詹檀本來只是想碰一碰對方的睫毛,但當睫毛掃過手指時,密密麻麻的癢意流遍全身,鬼使神差地,詹檀的手又滑到了對方的臉上,等他回過神來,手指已經放到了陸橋唇邊,甚至可以感覺到對方的呼吸。

“我的臉怎麽了?”

想咬。

詹檀不著痕跡地咽了下口水,張開雙臂抱住陸橋,將頭埋在了對方懷裏,垂下眼簾,掩飾住了眼中的狂風暴雨。

“沒什麽,有點兒累了。”

“是不是走路不舒服?”

詹檀說不喜歡走路的事情,陸橋深信不疑。爬行動物變為人形,走路肯定是不習慣的,但是因為一些別的心思,陸橋不太敢和對方過分親近,一直勸著詹檀自己走,此時陸橋就有些愧疚。

然而,關心則亂,陸橋完全忘記對方是神,走路怎麽會累?

“幫我揉揉好麽?”

陸橋自然不會拒絕。

他利落地從桌子上下來,坐在了一旁的石凳上,將人直接拉過來坐在自己的腿上。一手攬著人,一手認真地幫對方揉著腿。
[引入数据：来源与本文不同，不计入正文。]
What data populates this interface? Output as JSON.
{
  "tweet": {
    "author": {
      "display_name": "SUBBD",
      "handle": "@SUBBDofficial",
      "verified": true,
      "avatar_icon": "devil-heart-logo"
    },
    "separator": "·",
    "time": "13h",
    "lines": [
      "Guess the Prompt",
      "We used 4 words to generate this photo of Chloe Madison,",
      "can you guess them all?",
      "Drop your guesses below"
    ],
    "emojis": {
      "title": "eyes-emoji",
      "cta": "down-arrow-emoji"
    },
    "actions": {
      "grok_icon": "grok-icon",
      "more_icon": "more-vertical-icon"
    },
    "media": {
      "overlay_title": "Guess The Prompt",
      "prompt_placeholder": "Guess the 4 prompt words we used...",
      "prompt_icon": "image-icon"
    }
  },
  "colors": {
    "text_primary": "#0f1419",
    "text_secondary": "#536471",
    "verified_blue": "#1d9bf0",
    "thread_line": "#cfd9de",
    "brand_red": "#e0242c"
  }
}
詹檀順從地靠在陸橋身上,將頭埋在對方懷中,溫暖又舒服。

太陽慢慢落山,山洞裏也慢慢暗了下來。

陸橋早己停下了手裏的動作,耳邊是均勻的呼吸聲。

神,也是需要睡覺的麽?

陸橋小心地抱著人將石洞的門關上,隨即化為原形,將對方捧在懷裏,也跟著睡去。

次日一早,一行人便在鐵石部落前集合。

鳳洐見到只有陸橋一人,露出驚訝的神色,圍著陸橋轉了幾圈,確實沒有那位大人的氣息。

海月伸手將神神叨叨的鳳洐拉了回來。

陸橋頗為無奈,“怎麽了?”

“你怎麽一個人?”

“詹擅有些事情要去處理。”陸橋頓了頓,“我一個人很奇怪麽?我之前也一個人。”

“那怎麽能一樣!”

自淵海相遇時起,那位大人的視線就沒從陸橋身上移開過,就好像只能看到陸橋一個人。

而且就跟會變臉似的,在陸橋面前柔弱得過分,但只要陸橋不在,對方瞬間面無表情,眼神讓人毛骨悚然。關鍵是陸橋竟然毫無異樣,對方說累他也信,對方說怕他也信。

鳳洐和海月一直在猜測兩人的關系,卻一直沒有答案。

今天詹檀不在,鳳洐終於鼓起勇氣問道,“你們兩個是什麽關系呀?”

“朋友吧。”

“……”

鳳洐翻了個大白眼,他要是信就怪了。

這個問題連陸橋自己也沒有辦法回答。

在還沒有見到翡翡變成人的時候,陸橋就知道自己對對方有些特殊的感情。重逢後的相處,陸橋可以感受到翡翡對自己是不一樣的。如果自己願意去捅破這層窗戶紙,大概率是可以得到對方的回應的,但他只是一個再普通不過的人。

就像那一串路邊的小粉花一樣,如何能得到神的偏愛呢?

尤其是,他希望這種偏愛是永遠。

鳳洐隱隱感覺到自己似乎問了個不好的問題,擡眸看向海月求助。

海月出來打圓場,“你們今天都準備做什麽?”

“拜訪幾個部落首領,父親之前給我布置的任務。”

一說到這個,鳳洐就蔫了下來,他最煩跟這些部落首領虛與委蛇,似乎是在猛獸嶺住久了,這些獸人身上都帶著一股莫名的傲氣,鳳洐每次去,還都得裝得老老實實的,聽對方念叨。以前還有父親和祭司頂在前面,這次就自己,著實有些難熬。

“我也是。”

海月也要去拜訪幾個部落,討論海怪死後的事宜。如果有部落對海怪感興趣,沒準還能淵海部落換取一些資源。

“你們去吧,我就四處逛逛。”

三人約定了後面匯合的地方就各自行動起來。

城中央是各種各樣簡易的棚子,本地的或者外來的部落在這裏交換情報與物資。陸橋一眼望過去,有很多物種他都沒有見過。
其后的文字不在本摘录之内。